Таппенс посмотрела на мальчика. Ей в этот момент показалось, что оба они – и она и Генри – полицейские ищейки, идущие по одному и тому же следу.
– Я думаю, что это было сделано нарочно, и мне кажется, что и тебе, его родственнику, и мне было бы очень важно узнать, кто совершил это скверное, жестокое дело. Впрочем, может быть, ты уже знаешь, Генри, или у тебя есть догадки на этот счет?
– Не то чтобы догадки, их у меня нет. Но, вы понимаете, ведь у человека есть уши, и он слышит, и я знаю людей, про которых дядя Айзи иногда говорит… говорил, что у них против него есть зуб, и говорил, что это из-за того, что он про них слишком много знает, а в особенности про то, что известно им самим, и о том, что когда-то случилось. Но, понимаете, разговоры все время шли о человеке, который давным-давно помер, так что невозможно во всем разобраться, понять и запомнить.
– Но все равно, – сказала Таппенс, – тебе придется нам помочь, Генри.
– Вы хотите сказать, что позволите мне в этом участвовать?
– Да, – сказала Таппенс. – В особенности если ты умеешь держать язык за зубами. Сказать о том, что разузнаешь, можно только мне, но ни в коем случае нельзя делиться с друзьями, потому что тогда это станет известно везде и всюду.
– Понимаю.
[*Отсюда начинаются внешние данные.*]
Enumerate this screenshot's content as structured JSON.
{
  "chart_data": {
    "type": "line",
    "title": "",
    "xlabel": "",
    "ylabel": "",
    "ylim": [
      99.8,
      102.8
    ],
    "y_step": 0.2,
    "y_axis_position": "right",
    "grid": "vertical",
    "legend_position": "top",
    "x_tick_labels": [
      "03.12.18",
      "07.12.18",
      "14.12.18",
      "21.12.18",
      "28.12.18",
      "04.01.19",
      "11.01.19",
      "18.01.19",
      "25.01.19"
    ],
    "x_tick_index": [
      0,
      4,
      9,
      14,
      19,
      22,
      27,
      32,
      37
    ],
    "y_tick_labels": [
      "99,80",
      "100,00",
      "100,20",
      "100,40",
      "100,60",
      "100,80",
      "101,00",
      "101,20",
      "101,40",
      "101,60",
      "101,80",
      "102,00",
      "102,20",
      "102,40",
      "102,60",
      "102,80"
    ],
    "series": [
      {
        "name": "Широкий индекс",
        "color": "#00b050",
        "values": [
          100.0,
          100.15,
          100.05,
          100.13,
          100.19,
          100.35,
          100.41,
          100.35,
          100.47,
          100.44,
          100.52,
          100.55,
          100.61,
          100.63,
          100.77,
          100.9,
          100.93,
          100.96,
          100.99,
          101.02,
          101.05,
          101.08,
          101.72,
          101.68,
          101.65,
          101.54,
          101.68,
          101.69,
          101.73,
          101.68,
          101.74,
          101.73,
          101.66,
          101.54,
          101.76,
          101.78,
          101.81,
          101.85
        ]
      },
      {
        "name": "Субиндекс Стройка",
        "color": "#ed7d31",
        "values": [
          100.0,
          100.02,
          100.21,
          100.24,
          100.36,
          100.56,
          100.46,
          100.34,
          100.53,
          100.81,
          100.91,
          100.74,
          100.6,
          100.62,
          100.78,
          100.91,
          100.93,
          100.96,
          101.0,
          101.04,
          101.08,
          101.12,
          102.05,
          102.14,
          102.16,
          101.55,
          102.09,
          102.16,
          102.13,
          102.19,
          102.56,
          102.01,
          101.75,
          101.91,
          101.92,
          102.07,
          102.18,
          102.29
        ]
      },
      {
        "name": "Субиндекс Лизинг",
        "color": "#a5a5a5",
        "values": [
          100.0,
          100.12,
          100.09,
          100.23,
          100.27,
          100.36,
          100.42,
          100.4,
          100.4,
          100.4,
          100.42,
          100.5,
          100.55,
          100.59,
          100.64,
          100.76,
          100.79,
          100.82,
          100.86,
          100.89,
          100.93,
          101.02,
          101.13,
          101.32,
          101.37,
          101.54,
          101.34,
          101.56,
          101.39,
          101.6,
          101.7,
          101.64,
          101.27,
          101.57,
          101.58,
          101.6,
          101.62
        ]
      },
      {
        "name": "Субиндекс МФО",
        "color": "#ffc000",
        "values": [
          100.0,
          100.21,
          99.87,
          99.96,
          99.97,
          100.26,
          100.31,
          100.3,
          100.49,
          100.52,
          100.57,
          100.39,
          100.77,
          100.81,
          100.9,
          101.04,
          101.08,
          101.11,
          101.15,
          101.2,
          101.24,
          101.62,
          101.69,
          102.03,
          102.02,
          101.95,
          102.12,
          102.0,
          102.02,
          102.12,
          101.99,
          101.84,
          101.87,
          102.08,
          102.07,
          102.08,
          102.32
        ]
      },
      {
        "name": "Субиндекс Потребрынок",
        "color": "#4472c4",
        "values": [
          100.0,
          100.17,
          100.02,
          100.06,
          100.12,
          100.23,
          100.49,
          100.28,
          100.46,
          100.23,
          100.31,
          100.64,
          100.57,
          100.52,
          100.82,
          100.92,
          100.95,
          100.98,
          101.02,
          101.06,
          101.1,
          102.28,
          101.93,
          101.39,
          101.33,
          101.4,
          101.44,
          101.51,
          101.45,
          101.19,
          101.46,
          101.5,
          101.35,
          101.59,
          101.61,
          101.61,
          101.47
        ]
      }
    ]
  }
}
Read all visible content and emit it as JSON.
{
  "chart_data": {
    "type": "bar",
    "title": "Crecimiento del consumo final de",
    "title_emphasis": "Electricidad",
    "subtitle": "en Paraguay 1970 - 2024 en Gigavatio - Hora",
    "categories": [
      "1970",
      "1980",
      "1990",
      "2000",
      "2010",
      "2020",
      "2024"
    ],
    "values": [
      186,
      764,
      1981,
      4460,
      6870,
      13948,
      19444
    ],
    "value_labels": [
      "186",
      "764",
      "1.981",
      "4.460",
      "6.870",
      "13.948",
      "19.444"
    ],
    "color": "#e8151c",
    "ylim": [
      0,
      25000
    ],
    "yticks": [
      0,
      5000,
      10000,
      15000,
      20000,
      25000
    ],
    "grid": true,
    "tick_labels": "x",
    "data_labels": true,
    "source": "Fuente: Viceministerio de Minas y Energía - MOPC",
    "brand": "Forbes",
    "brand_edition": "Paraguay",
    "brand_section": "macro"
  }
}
Ведь убийцы могут что-то прознать, и они станут охотиться за вами и мистером Бересфордом, верно?
– Вполне возможно. И мне бы этого очень не хотелось.
– Ясно-понятно, – сказал Генри. – Послушайте, если я что узнаю или найду, я приду к вам и спрошу, нет ли у вас какой работы. Ладно так будет? И тогда расскажу вам, что узнал, и никто нас не услышит. Вот только сейчас я пока ничего не знаю. Но у меня, видите ли, есть друзья. – Он расправил плечи и напустил на себя важный вид – видел, наверное, такое по телевизору. – Я знаю, что к чему. Люди-то ничего не подозревают, а я все равно знаю, что к чему. Они не думают, что я слушаю, понимаете, а сами возьмут да и скажут… ну, вы понимаете, если сидеть тихо и молчать, то много чего можно услышать. А все это, наверное, очень важно, да?